Cost-Sharing. Among the states with Medicaid/CHIP-equivalent or comparable state-funded affordable coverage programs that impose copayments and/or premiums, most use a tiered structure based on household income and family size. A few states do not require cost-sharing in their programs at all. While cost-sharing creates hurdles to equitable health coverage for low-income individuals, imposing copayments and premiums on higher-income enrollees may be appropriate (e.g., for people with incomes above 400 percent of the FPL in states that do not have income limits).

Benefits. To ensure access to comprehensive health coverage for all, several states align benefits in state-funded affordable coverage programs for immigrants to their Medicaid state plan benefits. Other states limit the scope of benefits in these programs (e.g., to primary care, preventive services) and/or impose service limits (e.g., dental care up to $1,000 per year, up to 20 behavioral health outpatient visits per year). In the case of states pursuing state premium subsidy programs, individuals will likely have access to individual market coverage that provides access to Essential Health Benefits (EHBs), though states can opt to provide less robust (and therefore less costly) coverage that does not meet ACA qualified health plan (QHP) standards.

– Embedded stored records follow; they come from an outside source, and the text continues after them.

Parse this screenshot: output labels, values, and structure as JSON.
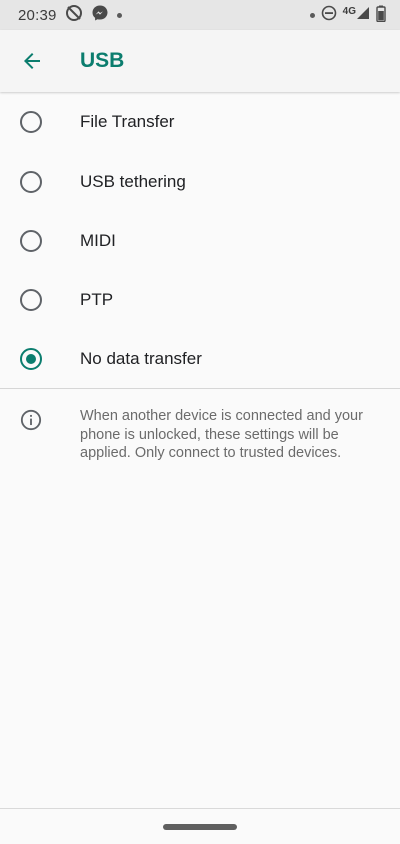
{
  "status_bar": {
    "time": "20:39",
    "network": "4G",
    "icons": [
      "data-saver-icon",
      "messenger-icon",
      "notification-dot-icon",
      "dnd-icon",
      "signal-icon",
      "battery-icon"
    ]
  },
  "app_bar": {
    "title": "USB",
    "back_icon": "arrow-back-icon"
  },
  "options": [
    {
      "label": "File Transfer",
      "selected": false
    },
    {
      "label": "USB tethering",
      "selected": false
    },
    {
      "label": "MIDI",
      "selected": false
    },
    {
      "label": "PTP",
      "selected": false
    },
    {
      "label": "No data transfer",
      "selected": true
    }
  ],
  "info": {
    "icon": "info-icon",
    "text": "When another device is connected and your phone is unlocked, these settings will be applied. Only connect to trusted devices."
  },
  "colors": {
    "accent": "#0b7d6e",
    "background": "#fafafa",
    "status_bar": "#e6e6e6",
    "secondary_text": "#6b6b6b"
  }
}
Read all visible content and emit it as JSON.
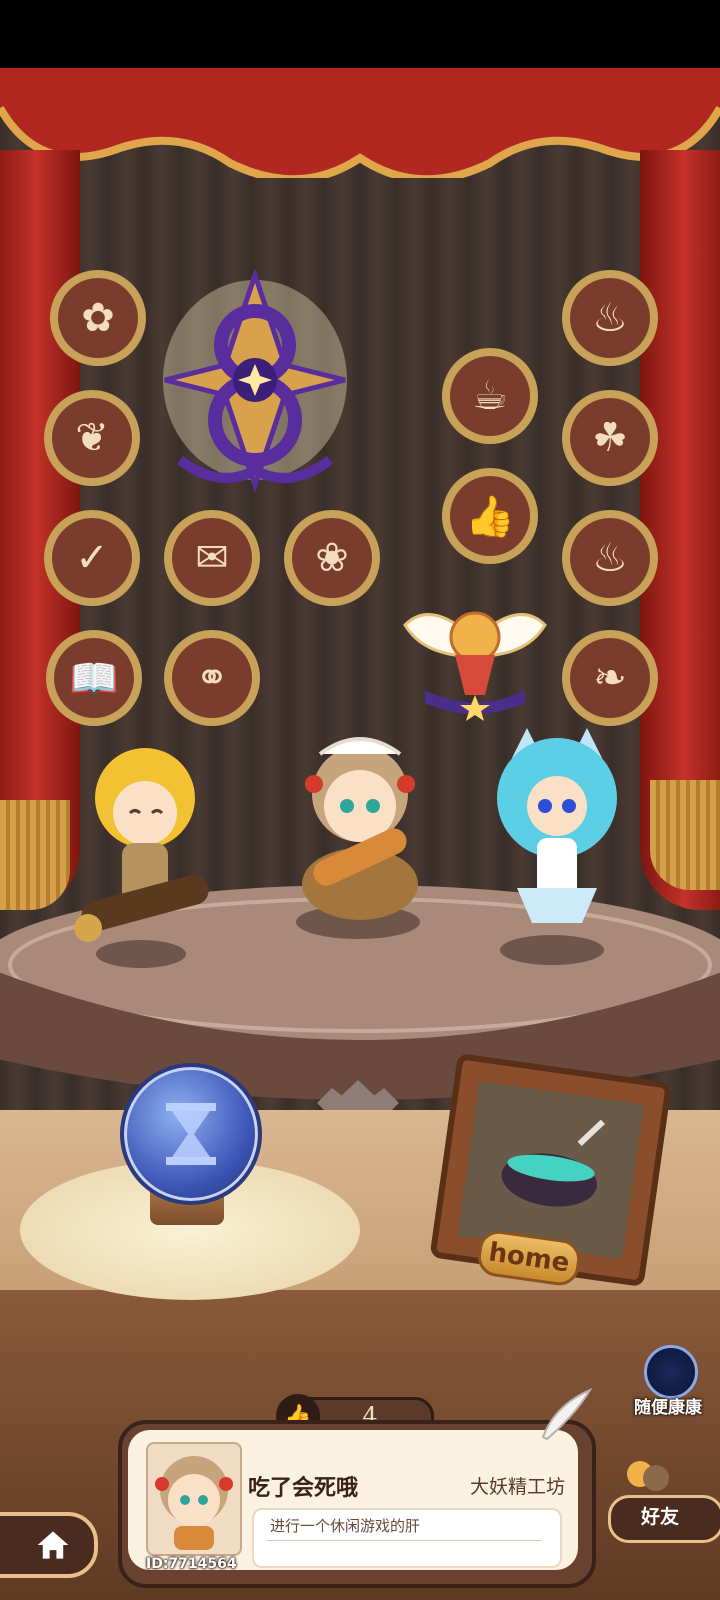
{
  "game": {
    "like_count": "4",
    "home_sign": "home",
    "random_visit_label": "随便康康",
    "friends_label": "好友"
  },
  "profile": {
    "name": "吃了会死哦",
    "guild": "大妖精工坊",
    "signature": "进行一个休闲游戏的肝",
    "id_text": "ID:7714564"
  },
  "badges": [
    {
      "icon": "fairy-silhouette-icon"
    },
    {
      "icon": "cauldron-icon"
    },
    {
      "icon": "bouquet-icon"
    },
    {
      "icon": "mug-icon"
    },
    {
      "icon": "hand-plant-icon"
    },
    {
      "icon": "scroll-check-icon"
    },
    {
      "icon": "scroll-ribbon-icon"
    },
    {
      "icon": "sprout-icon"
    },
    {
      "icon": "thumb-up-icon"
    },
    {
      "icon": "cauldron-stir-icon"
    },
    {
      "icon": "book-icon"
    },
    {
      "icon": "pair-silhouette-icon"
    },
    {
      "icon": "wind-leaf-icon"
    }
  ],
  "colors": {
    "curtain": "#c3322a",
    "badge_gold": "#c9a25a",
    "badge_inner": "#7a3c2c",
    "featured_purple": "#5a2d9e",
    "orb_blue": "#3e57b8"
  }
}
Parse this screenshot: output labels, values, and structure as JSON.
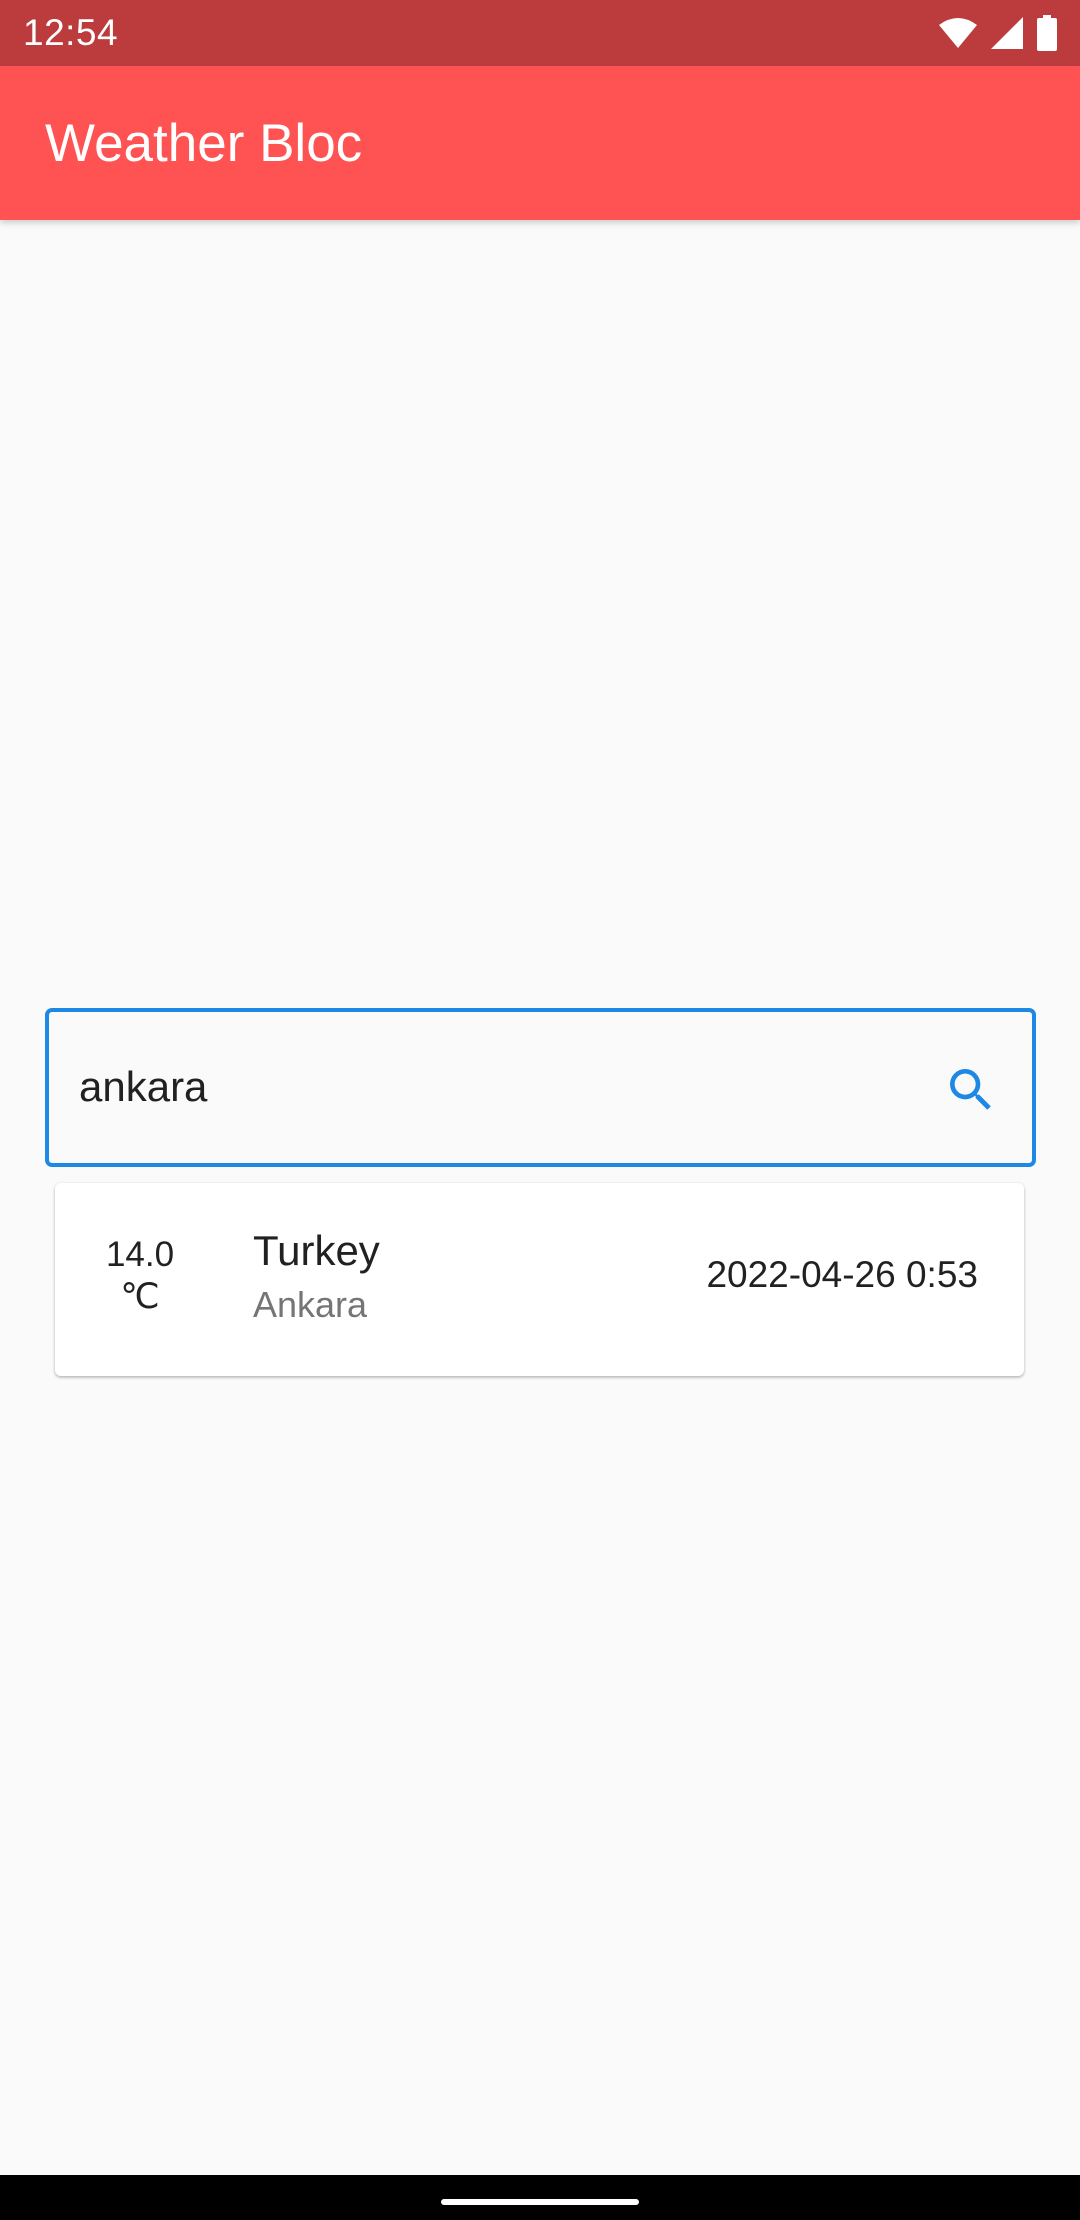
{
  "status_bar": {
    "time": "12:54",
    "icons": [
      "wifi-icon",
      "signal-icon",
      "battery-icon"
    ]
  },
  "app_bar": {
    "title": "Weather Bloc",
    "color": "#fe5352"
  },
  "search": {
    "value": "ankara",
    "icon": "search-icon",
    "accent_color": "#1e88e5"
  },
  "results": [
    {
      "temperature": "14.0",
      "unit": "℃",
      "country": "Turkey",
      "city": "Ankara",
      "datetime": "2022-04-26 0:53"
    }
  ]
}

Financing. The influx of federal stimulus dollars, and American Rescue Plan Act (ARP) funding in particular, has provided substantial relief to state budgets, likely contributing to lawmakers’ ability to finance and garner support for state-funded affordable coverage programs. States standing up coverage for their residents without access to subsidized coverage due to their immigration status are financing these programs using state general funds, including funds generated through health insurance premium taxes, other provider taxes, tobacco taxes and disease management program savings.

Conclusion

Extending state-funded coverage to low-income children and adults who do not qualify for subsidized health insurance under the ACA or through Medicaid/CHIP due to their immigration status has long been a strategy available to states, and the significant burden that COVID-19 has placed on immigrant populations has catalyzed further action. As the immigrant population grows at a rapid pace, states have an imperative to address persisting structural racism that impacts the health of immigrants, by closing the gap in coverage and better integrating immigrant families into the health care system.